Donnez, riches ! L’aumône est sœur de la prière.
Hélas ! quand un vieillard, sur votre seuil de pierre,
Tout roidi par l’hiver, en vain tombe à genoux ;
Quand les petits enfants, les mains de froid rougies,
Ramassent sous vos pieds les miettes des orgies,
La face du Seigneur se détourne de vous.

Donnez ! afin que Dieu, qui dote les familles,
Donne à vos fils la force, et la grâce à vos filles ;
Afin que votre vigne ait toujours un doux fruit ;
Afin qu’un blé plus mûr fasse plier vos granges ;
Afin d’être meilleurs ; afin de voir les anges
Passer dans vos rêves la nuit !

Donnez ! il vient un jour où la terre nous laisse.
Vos aumônes là-haut vous font une richesse.
Donnez ! afin qu’on dise : « Il a pitié de nous ! »
Afin que l’indigent que glacent les tempêtes, 
Que le pauvre qui souffre à côté de vos fêtes, 
Au seuil de vos palais fixe un œil moins jaloux.

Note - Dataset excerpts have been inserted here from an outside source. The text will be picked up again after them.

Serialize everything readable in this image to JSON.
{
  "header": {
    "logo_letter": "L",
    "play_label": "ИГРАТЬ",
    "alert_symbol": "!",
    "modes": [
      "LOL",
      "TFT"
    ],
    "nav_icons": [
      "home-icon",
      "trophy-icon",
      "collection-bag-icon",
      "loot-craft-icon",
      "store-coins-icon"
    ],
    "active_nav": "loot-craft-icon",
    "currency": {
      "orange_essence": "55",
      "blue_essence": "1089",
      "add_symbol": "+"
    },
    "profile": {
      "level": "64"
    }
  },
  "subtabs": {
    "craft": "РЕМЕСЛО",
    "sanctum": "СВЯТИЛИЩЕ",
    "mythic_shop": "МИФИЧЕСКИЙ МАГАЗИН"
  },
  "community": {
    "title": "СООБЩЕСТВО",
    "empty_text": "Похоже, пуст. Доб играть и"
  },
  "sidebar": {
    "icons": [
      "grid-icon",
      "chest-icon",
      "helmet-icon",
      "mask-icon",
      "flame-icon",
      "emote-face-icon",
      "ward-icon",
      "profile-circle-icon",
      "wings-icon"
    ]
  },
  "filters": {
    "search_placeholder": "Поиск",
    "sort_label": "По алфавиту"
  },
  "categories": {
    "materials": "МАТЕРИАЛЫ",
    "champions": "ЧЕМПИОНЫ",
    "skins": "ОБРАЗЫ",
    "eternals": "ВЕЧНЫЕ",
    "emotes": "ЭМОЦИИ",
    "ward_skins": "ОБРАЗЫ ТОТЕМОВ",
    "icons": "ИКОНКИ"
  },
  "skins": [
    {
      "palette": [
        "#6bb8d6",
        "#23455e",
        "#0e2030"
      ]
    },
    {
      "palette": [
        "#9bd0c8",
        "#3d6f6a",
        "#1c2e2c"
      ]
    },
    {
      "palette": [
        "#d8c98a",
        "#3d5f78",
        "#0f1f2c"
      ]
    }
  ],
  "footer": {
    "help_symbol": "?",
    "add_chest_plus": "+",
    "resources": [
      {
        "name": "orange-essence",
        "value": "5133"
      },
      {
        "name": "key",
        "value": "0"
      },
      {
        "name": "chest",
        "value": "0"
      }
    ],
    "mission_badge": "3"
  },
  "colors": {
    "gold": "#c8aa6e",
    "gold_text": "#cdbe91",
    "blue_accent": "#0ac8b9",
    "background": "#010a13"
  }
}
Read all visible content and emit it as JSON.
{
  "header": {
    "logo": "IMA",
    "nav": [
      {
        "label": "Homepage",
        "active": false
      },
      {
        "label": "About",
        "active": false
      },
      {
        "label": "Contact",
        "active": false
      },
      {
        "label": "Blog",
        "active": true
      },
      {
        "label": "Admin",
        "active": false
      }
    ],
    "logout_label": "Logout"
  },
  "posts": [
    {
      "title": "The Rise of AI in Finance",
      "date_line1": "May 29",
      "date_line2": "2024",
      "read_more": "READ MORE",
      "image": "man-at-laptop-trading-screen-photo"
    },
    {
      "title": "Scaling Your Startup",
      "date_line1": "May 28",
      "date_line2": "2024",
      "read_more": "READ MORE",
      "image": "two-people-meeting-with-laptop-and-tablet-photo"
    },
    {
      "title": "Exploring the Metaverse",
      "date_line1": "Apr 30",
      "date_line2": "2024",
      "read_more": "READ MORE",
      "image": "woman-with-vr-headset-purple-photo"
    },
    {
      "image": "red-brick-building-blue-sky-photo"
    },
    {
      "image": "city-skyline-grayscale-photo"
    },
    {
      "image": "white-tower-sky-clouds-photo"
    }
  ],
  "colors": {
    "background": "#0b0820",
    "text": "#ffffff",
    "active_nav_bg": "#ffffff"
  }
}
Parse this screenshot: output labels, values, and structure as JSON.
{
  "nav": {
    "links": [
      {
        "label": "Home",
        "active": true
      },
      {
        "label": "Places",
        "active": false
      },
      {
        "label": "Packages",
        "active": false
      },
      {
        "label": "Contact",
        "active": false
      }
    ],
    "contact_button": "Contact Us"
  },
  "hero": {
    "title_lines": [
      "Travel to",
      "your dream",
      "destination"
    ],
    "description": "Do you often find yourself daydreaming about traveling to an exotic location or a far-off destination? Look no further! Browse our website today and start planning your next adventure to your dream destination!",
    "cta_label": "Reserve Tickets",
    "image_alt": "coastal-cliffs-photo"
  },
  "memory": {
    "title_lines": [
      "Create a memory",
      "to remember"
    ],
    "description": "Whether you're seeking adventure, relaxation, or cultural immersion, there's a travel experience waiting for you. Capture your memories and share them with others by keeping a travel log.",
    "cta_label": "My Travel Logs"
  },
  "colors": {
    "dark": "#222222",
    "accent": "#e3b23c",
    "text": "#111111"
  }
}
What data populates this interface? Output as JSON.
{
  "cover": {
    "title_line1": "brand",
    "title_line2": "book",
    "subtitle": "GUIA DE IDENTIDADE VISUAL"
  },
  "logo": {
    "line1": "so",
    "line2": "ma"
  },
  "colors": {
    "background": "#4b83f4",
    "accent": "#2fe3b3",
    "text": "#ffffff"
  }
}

Donnez ! pour être aimés du Dieu qui se fit homme, 
Pour que le méchant même en s’inclinant vous nomme, 
Pour que votre foyer soit calme et fraternel ; 
Donnez ! afin qu’un jour, à votre heure dernière, 
Contre tous vos péchés vous ayez la prière 
D’un mendiant puissant au ciel. 

Extrait de « Pour les pauvres », Feuilles d’automne, 1831

Pour les pauvres paraît en février 1830. L’hiver est rigoureux et le jeune Victor Hugo, encore monarchiste, vend ces vers au profit de la quête. Bientôt, la révolution de Juillet détrônera Charles X. Le généreux poème est aussi une mise en garde : ce que la charité ne donne pas, la violence finira par l’arracher.